Il voto al Parlamento Europeo sull’argomento ha chiarito, come meglio non si poteva, le posizioni dei partiti italiani (almeno di quelli rappresentati a Strasburgo). I voti sono stati in realtà due: uno per ReArmEU e uno per il sostegno all’Ucraina. Nel primo voto, MoVimento Cinque Stelle, Lega, Alleanza Verdi Sinistra (AVS) hanno votato contro il progetto Von der Leyen. Forza Italia e Fratelli d’Italia hanno votato a favore. Il PD si è diviso equamente: dieci deputati a favore, undici astenuti (quelli che hanno seguito le indicazioni della segretaria Schlein). Nel secondo voto, il PD ha votato a favore (tranne due parlamentari) e Fratelli d’Italia si è astenuto. Quindi i due maggiori partiti italiani sono quelli che vivono le maggiori contraddizioni. Sul tema Europa ed Ucraina per la prima volta abbiamo visto Giorgia Meloni, le cui capacità di comunicazione sono straordinarie, in evidente imbarazzo: frasi contorte, poco intellegibili, sfuggenti. Tuttavia, anche in questo caso, si è mostrata politicamente un passo avanti ai suoi avversari (ammesso che esistano). Infatti il PD ha fatto una scelta un po’ naif: non vogliamo armare l’Europa, ma vogliamo che l’Europa disarmata sostenga l’Ucraina (si presume con le buone intenzioni). Fratelli d’Italia invece ha scelto il sostegno di principio, sul ReArmEU, per non mettersi ufficialmente contro la maggioranza di Strasburgo, ma ha negato il supporto all’Ucraina, la scadenza immediata per avverare quel principio: un discreto disvelamento dell’ambiguità, nei fatti antieuropea, di questo Governo.

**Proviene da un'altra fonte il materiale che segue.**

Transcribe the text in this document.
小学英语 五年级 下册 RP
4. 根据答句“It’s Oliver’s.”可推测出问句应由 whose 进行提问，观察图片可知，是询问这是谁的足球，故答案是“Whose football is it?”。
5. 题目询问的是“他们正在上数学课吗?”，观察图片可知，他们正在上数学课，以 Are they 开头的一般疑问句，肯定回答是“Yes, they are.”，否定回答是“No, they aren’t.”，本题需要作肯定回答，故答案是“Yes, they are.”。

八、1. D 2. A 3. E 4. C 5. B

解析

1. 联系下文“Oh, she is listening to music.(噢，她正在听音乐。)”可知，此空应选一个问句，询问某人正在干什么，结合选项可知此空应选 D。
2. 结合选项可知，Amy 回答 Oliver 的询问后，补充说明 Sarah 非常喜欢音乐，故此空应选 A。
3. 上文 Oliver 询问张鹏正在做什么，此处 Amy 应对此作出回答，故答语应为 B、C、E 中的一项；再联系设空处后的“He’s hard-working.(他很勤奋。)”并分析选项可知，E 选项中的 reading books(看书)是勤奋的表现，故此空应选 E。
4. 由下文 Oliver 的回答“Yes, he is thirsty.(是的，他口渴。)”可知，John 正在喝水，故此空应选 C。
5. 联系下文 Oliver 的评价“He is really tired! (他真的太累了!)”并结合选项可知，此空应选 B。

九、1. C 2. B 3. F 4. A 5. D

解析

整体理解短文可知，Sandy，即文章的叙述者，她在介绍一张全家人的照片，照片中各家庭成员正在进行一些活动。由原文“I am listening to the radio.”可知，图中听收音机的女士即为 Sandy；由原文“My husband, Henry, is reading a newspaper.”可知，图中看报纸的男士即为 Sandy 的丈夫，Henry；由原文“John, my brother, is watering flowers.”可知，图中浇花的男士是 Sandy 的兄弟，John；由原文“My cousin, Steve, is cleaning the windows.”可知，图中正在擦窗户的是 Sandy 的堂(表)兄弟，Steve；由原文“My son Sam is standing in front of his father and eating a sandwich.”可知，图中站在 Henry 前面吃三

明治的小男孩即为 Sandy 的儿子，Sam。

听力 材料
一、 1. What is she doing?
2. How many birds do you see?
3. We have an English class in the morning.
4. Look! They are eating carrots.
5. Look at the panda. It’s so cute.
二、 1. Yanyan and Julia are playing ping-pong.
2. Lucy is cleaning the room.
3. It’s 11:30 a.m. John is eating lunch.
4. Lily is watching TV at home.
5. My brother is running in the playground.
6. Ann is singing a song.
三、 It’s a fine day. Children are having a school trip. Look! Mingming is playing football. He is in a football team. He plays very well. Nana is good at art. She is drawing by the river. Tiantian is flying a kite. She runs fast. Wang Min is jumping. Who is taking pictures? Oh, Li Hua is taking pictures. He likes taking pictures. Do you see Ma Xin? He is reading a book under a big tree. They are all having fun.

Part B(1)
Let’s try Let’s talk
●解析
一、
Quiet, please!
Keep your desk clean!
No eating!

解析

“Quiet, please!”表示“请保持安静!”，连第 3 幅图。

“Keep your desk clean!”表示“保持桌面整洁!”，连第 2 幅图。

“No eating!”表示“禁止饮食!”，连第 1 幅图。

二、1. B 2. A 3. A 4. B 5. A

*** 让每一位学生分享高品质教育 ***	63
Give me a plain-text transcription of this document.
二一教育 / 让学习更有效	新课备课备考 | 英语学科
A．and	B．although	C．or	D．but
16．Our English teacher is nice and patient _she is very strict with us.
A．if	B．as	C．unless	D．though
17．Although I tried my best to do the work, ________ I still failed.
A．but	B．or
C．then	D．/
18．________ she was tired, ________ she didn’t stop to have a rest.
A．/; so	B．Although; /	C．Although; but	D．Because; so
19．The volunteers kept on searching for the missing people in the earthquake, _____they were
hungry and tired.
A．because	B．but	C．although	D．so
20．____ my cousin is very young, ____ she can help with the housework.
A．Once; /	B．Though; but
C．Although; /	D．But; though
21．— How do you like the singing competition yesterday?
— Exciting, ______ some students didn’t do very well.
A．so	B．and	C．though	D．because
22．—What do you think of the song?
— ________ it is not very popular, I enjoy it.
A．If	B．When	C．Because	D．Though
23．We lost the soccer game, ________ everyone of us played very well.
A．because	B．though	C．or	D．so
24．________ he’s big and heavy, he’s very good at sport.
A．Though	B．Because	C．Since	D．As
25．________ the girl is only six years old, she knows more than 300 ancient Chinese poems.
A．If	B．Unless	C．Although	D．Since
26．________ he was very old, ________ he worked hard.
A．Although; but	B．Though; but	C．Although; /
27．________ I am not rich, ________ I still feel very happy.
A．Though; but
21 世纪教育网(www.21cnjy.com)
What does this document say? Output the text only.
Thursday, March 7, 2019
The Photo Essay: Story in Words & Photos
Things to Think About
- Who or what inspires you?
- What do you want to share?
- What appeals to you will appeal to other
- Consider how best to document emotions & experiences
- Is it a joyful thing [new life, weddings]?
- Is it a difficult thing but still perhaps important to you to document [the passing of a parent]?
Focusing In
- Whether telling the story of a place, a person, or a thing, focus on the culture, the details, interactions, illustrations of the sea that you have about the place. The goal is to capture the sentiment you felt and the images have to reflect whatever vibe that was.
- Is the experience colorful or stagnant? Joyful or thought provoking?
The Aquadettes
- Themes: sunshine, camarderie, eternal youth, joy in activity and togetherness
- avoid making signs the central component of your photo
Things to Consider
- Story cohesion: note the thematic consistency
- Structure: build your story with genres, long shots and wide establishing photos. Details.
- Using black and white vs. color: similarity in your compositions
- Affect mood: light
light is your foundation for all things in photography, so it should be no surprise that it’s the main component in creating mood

In conclusione: nonostante gli auspici (e non solo) di Putin e Trump, l’Europa è viva e non si decide a morire. Con l’eccezione parziale delle componenti italiane, le famiglie popolari e socialiste, le maggiori, non hanno tentennato. Che vita voglia vivere, invece, è tutto da vedere. L’implementazione di ReArmEU potrà portare ad uno sviluppo dell’industria continentale, ad un comando unificato e al coordinamento delle forze armate di alcuni paesi, nel campo degli standard e dell’intelligence; allo sviluppo accelerato di un sistema satellitare di comunicazione e controllo; alla standardizzazione dei sistemi d’arma. Resta l’ineludibile necessità di creare un soggetto politico unitario, che possa stare ai tavoli del mondo multipolare con rinnovata efficacia e credibilità e proteggere la nostra democrazia e la nostra way of life. Che non sono né gratis né garantite.